“About 5 million Americans – including roughly 1 in 10 people age 65 or older & one-third of those age 85 or older have symptomatic Alzheimer’s disease”
News just in reports that a large new study conducted by Stanford University School of Medicine, indicates that: “People with a gene variant that puts them at high risk for Alzheimer’s disease are protected from its debilitating effects if they also carry a variant of a completely different gene.”
Frequently, different people have different versions (variants) of particular genes, and as you can imagine, these can all generate different traits. Some good news for a small percentage of the population, however, is that “a substantial fraction of the estimated 15% of Americans carrying the high-risk gene variant are protected to some degree from Alzheimer’s disease by a variant of the other gene.”
Finally, Some Hope for Everyone
The medical journal, JAMA Neurology, which published the researchers’ findings this month, optimistically notes that, “this study helped drug developers better identify clinical trial participants and treatments for what, despite billions of dollars spent in pursuit of effective therapies, remains a disease without a cure.”
Billions of dollars have been invested in research, and all we have are medications that can only slow down the progression of cognitive symptoms by a minor degree.
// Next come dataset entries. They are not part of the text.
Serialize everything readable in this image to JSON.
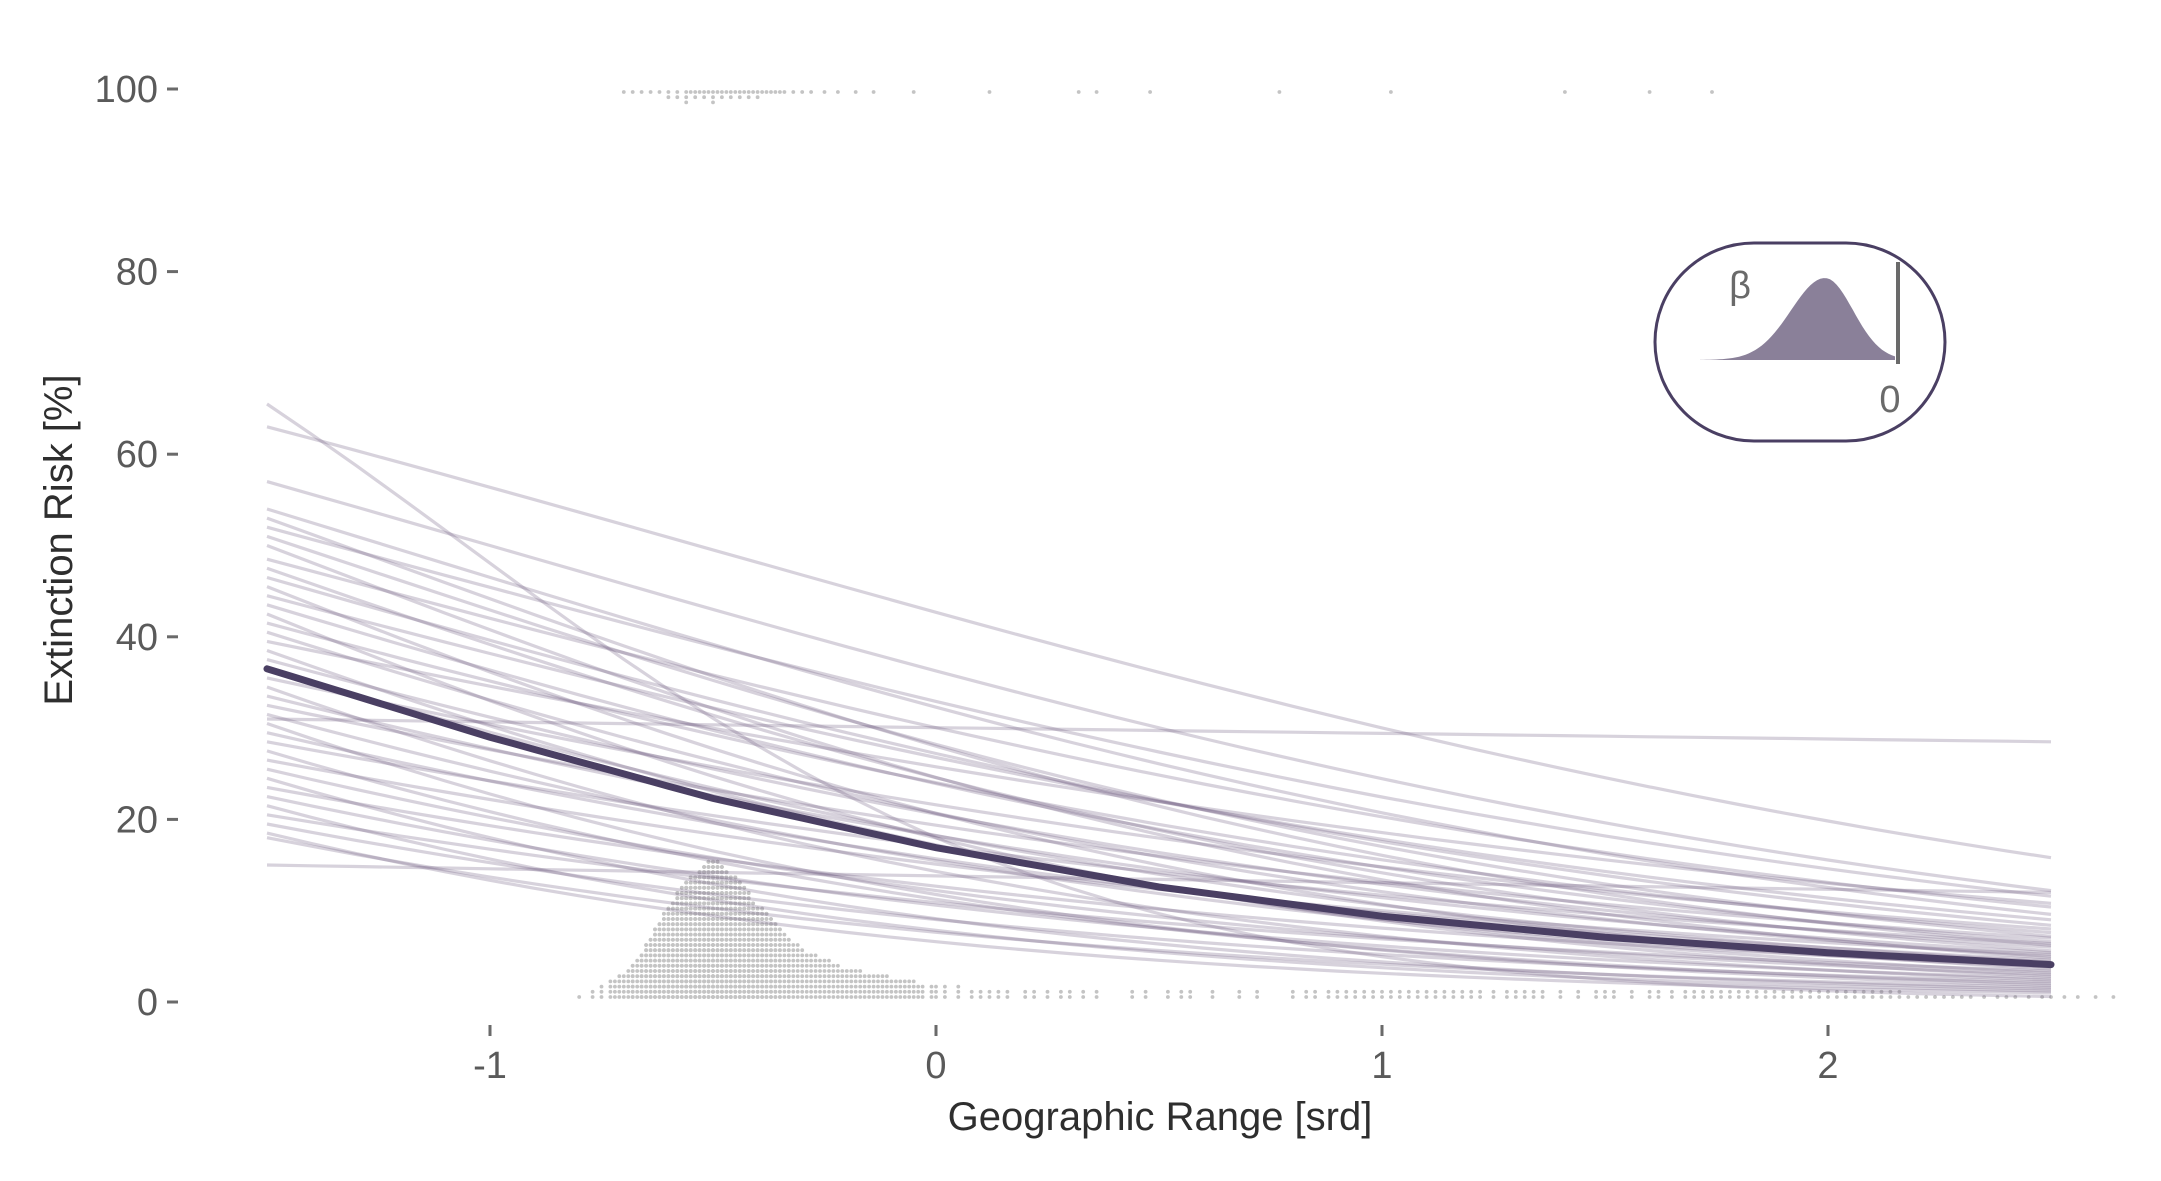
{
  "chart_data": {
    "type": "line",
    "title": "",
    "xlabel": "Geographic Range [srd]",
    "ylabel": "Extinction Risk [%]",
    "xlim": [
      -1.5,
      2.5
    ],
    "ylim": [
      0,
      100
    ],
    "x_ticks": [
      -1,
      0,
      1,
      2
    ],
    "y_ticks": [
      0,
      20,
      40,
      60,
      80,
      100
    ],
    "grid": false,
    "colors": {
      "mean_line": "#4a3f63",
      "draw_lines": "#6e5f82",
      "rug_points": "#c4c4c4",
      "inset_fill": "#8a8099",
      "inset_border": "#4a3f63"
    },
    "mean_curve": {
      "name": "",
      "x": [
        -1.5,
        -1.0,
        -0.5,
        0.0,
        0.5,
        1.0,
        1.5,
        2.0,
        2.5
      ],
      "y": [
        36.5,
        29.0,
        22.3,
        16.9,
        12.6,
        9.4,
        7.1,
        5.4,
        4.1
      ]
    },
    "posterior_draws": {
      "x_range": [
        -1.5,
        2.5
      ],
      "endpoints": [
        [
          65.5,
          0.6
        ],
        [
          63.0,
          15.8
        ],
        [
          57.0,
          12.2
        ],
        [
          54.0,
          9.6
        ],
        [
          53.0,
          6.2
        ],
        [
          52.0,
          11.6
        ],
        [
          51.0,
          7.2
        ],
        [
          50.0,
          4.8
        ],
        [
          48.5,
          10.4
        ],
        [
          47.5,
          5.6
        ],
        [
          46.5,
          8.4
        ],
        [
          45.5,
          3.6
        ],
        [
          44.5,
          9.0
        ],
        [
          43.5,
          6.6
        ],
        [
          42.5,
          2.8
        ],
        [
          41.5,
          7.6
        ],
        [
          40.5,
          5.0
        ],
        [
          39.5,
          10.8
        ],
        [
          38.5,
          3.2
        ],
        [
          37.5,
          6.0
        ],
        [
          36.5,
          4.4
        ],
        [
          35.5,
          8.0
        ],
        [
          34.5,
          2.4
        ],
        [
          33.5,
          5.4
        ],
        [
          32.5,
          7.0
        ],
        [
          31.5,
          3.8
        ],
        [
          31.0,
          28.5
        ],
        [
          30.5,
          1.8
        ],
        [
          29.5,
          4.6
        ],
        [
          28.5,
          6.4
        ],
        [
          27.5,
          2.0
        ],
        [
          26.5,
          5.2
        ],
        [
          25.5,
          3.0
        ],
        [
          24.5,
          1.4
        ],
        [
          23.5,
          4.0
        ],
        [
          22.5,
          2.6
        ],
        [
          21.5,
          1.2
        ],
        [
          20.5,
          3.4
        ],
        [
          19.5,
          2.2
        ],
        [
          18.5,
          1.0
        ],
        [
          18.0,
          1.6
        ],
        [
          15.0,
          12.0
        ]
      ]
    },
    "rug": {
      "top_y": 100,
      "bottom_y": 0,
      "top_x": [
        -0.7,
        -0.68,
        -0.66,
        -0.64,
        -0.62,
        -0.6,
        -0.6,
        -0.58,
        -0.58,
        -0.56,
        -0.56,
        -0.56,
        -0.55,
        -0.54,
        -0.54,
        -0.53,
        -0.52,
        -0.52,
        -0.51,
        -0.5,
        -0.5,
        -0.5,
        -0.49,
        -0.48,
        -0.48,
        -0.47,
        -0.46,
        -0.46,
        -0.45,
        -0.44,
        -0.44,
        -0.43,
        -0.42,
        -0.42,
        -0.41,
        -0.4,
        -0.4,
        -0.39,
        -0.38,
        -0.37,
        -0.36,
        -0.35,
        -0.34,
        -0.32,
        -0.3,
        -0.28,
        -0.25,
        -0.22,
        -0.18,
        -0.14,
        -0.05,
        0.12,
        0.32,
        0.36,
        0.48,
        0.77,
        1.02,
        1.41,
        1.6,
        1.74
      ],
      "bottom_x": [
        -0.8,
        -0.77,
        -0.75,
        -0.73,
        -0.72,
        -0.71,
        -0.7,
        -0.69,
        -0.68,
        -0.68,
        -0.67,
        -0.66,
        -0.66,
        -0.65,
        -0.65,
        -0.64,
        -0.64,
        -0.63,
        -0.63,
        -0.62,
        -0.62,
        -0.61,
        -0.61,
        -0.6,
        -0.6,
        -0.6,
        -0.59,
        -0.59,
        -0.58,
        -0.58,
        -0.58,
        -0.57,
        -0.57,
        -0.56,
        -0.56,
        -0.56,
        -0.55,
        -0.55,
        -0.55,
        -0.54,
        -0.54,
        -0.54,
        -0.53,
        -0.53,
        -0.53,
        -0.52,
        -0.52,
        -0.52,
        -0.51,
        -0.51,
        -0.51,
        -0.5,
        -0.5,
        -0.5,
        -0.5,
        -0.49,
        -0.49,
        -0.49,
        -0.48,
        -0.48,
        -0.48,
        -0.47,
        -0.47,
        -0.47,
        -0.46,
        -0.46,
        -0.46,
        -0.45,
        -0.45,
        -0.45,
        -0.44,
        -0.44,
        -0.44,
        -0.43,
        -0.43,
        -0.42,
        -0.42,
        -0.42,
        -0.41,
        -0.41,
        -0.4,
        -0.4,
        -0.4,
        -0.39,
        -0.39,
        -0.38,
        -0.38,
        -0.37,
        -0.37,
        -0.36,
        -0.36,
        -0.35,
        -0.35,
        -0.34,
        -0.33,
        -0.33,
        -0.32,
        -0.31,
        -0.3,
        -0.29,
        -0.28,
        -0.27,
        -0.26,
        -0.25,
        -0.24,
        -0.23,
        -0.22,
        -0.21,
        -0.2,
        -0.19,
        -0.18,
        -0.17,
        -0.16,
        -0.15,
        -0.14,
        -0.13,
        -0.12,
        -0.11,
        -0.1,
        -0.09,
        -0.08,
        -0.07,
        -0.06,
        -0.05,
        -0.04,
        -0.03,
        -0.01,
        0.0,
        0.02,
        0.05,
        0.08,
        0.1,
        0.12,
        0.14,
        0.16,
        0.2,
        0.22,
        0.25,
        0.28,
        0.3,
        0.33,
        0.36,
        0.44,
        0.47,
        0.52,
        0.55,
        0.57,
        0.62,
        0.68,
        0.72,
        0.8,
        0.83,
        0.85,
        0.88,
        0.9,
        0.92,
        0.94,
        0.96,
        0.98,
        1.0,
        1.02,
        1.04,
        1.06,
        1.08,
        1.1,
        1.12,
        1.14,
        1.16,
        1.18,
        1.2,
        1.22,
        1.25,
        1.28,
        1.3,
        1.32,
        1.34,
        1.36,
        1.4,
        1.44,
        1.48,
        1.5,
        1.52,
        1.56,
        1.6,
        1.62,
        1.65,
        1.68,
        1.7,
        1.72,
        1.74,
        1.76,
        1.78,
        1.8,
        1.82,
        1.84,
        1.86,
        1.88,
        1.9,
        1.92,
        1.94,
        1.96,
        1.98,
        2.0,
        2.02,
        2.04,
        2.06,
        2.08,
        2.1,
        2.12,
        2.14,
        2.16,
        2.18,
        2.2,
        2.22,
        2.24,
        2.26,
        2.28,
        2.3,
        2.32,
        2.35,
        2.38,
        2.4,
        2.42,
        2.45,
        2.48,
        2.5,
        2.53,
        2.56,
        2.6,
        2.64
      ],
      "bottom_height": {
        "x": [
          -0.8,
          -0.75,
          -0.7,
          -0.65,
          -0.6,
          -0.55,
          -0.5,
          -0.45,
          -0.4,
          -0.35,
          -0.3,
          -0.25,
          -0.2,
          -0.15,
          -0.1,
          -0.05,
          0.0,
          0.2,
          0.5,
          1.0,
          1.5,
          2.0,
          2.6
        ],
        "y": [
          0.3,
          1.5,
          3.0,
          6.0,
          10.5,
          13.5,
          15.5,
          13.5,
          10.5,
          8.0,
          5.5,
          4.5,
          3.5,
          3.0,
          2.5,
          2.0,
          1.5,
          1.2,
          1.0,
          1.0,
          1.0,
          1.0,
          0.5
        ]
      }
    },
    "inset": {
      "label": "β",
      "ref_label": "0"
    }
  }
}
Nothing can halt this insidious disease, and no drugs can prolong patients’ lives. There is still untold suffering by the victims and their loved ones. But there is always hope, and we owe a debt of thanks to researchers such as those at Stanford, who are leading the way for the entire world.
In the Know
Even after years of tireless research, researches from across the globe are still not sure of the exact cause/s of Alzheimer’s, and no doubt there are multiple factors involved. However, over thirty years ago, researchers discovered one prime contributor; ApoE4, a gene variant which is more than three times more prevalent in Alzheimer’s victims. Yet, not all carriers of this variant go on to develop Alzheimer’s disease.
Stanford Center for Memory Disorders’ director, associate professor of neurology, Michael Greicius, MD, MPH, who is also the study’s senior author, stated that, “while 15% of healthy people have the ApoE4 gene variant, it’s present in more than 50% of Alzheimer’s patients. One copy of ApoE4 triples or quadruples your risk, compared with no copies. If you are carrying two copies, your risk goes up tenfold.”
Further, lead author, Michael Belloy, PhD, a postdoctoral scholar, noted that, “having one or two copies of ApoE moves the age at which you get sick earlier by five to ten years. But it turns out, not all ApoE4 carriers are destined to develop the disease. The gene variant we studied protects you from getting Alzheimer’s.” Naturally, this five-or ten-year period is very significant, and can explain why some people are hit by this disease at a relatively young age.
Fortunately, however, those with two copies of ApoE4 are by no means subject to the fate of Alzheimer’s. Indeed, some of them will live life up to 90 years old, without any symptoms. Let’s hope that in the future, it will be the case for everyone.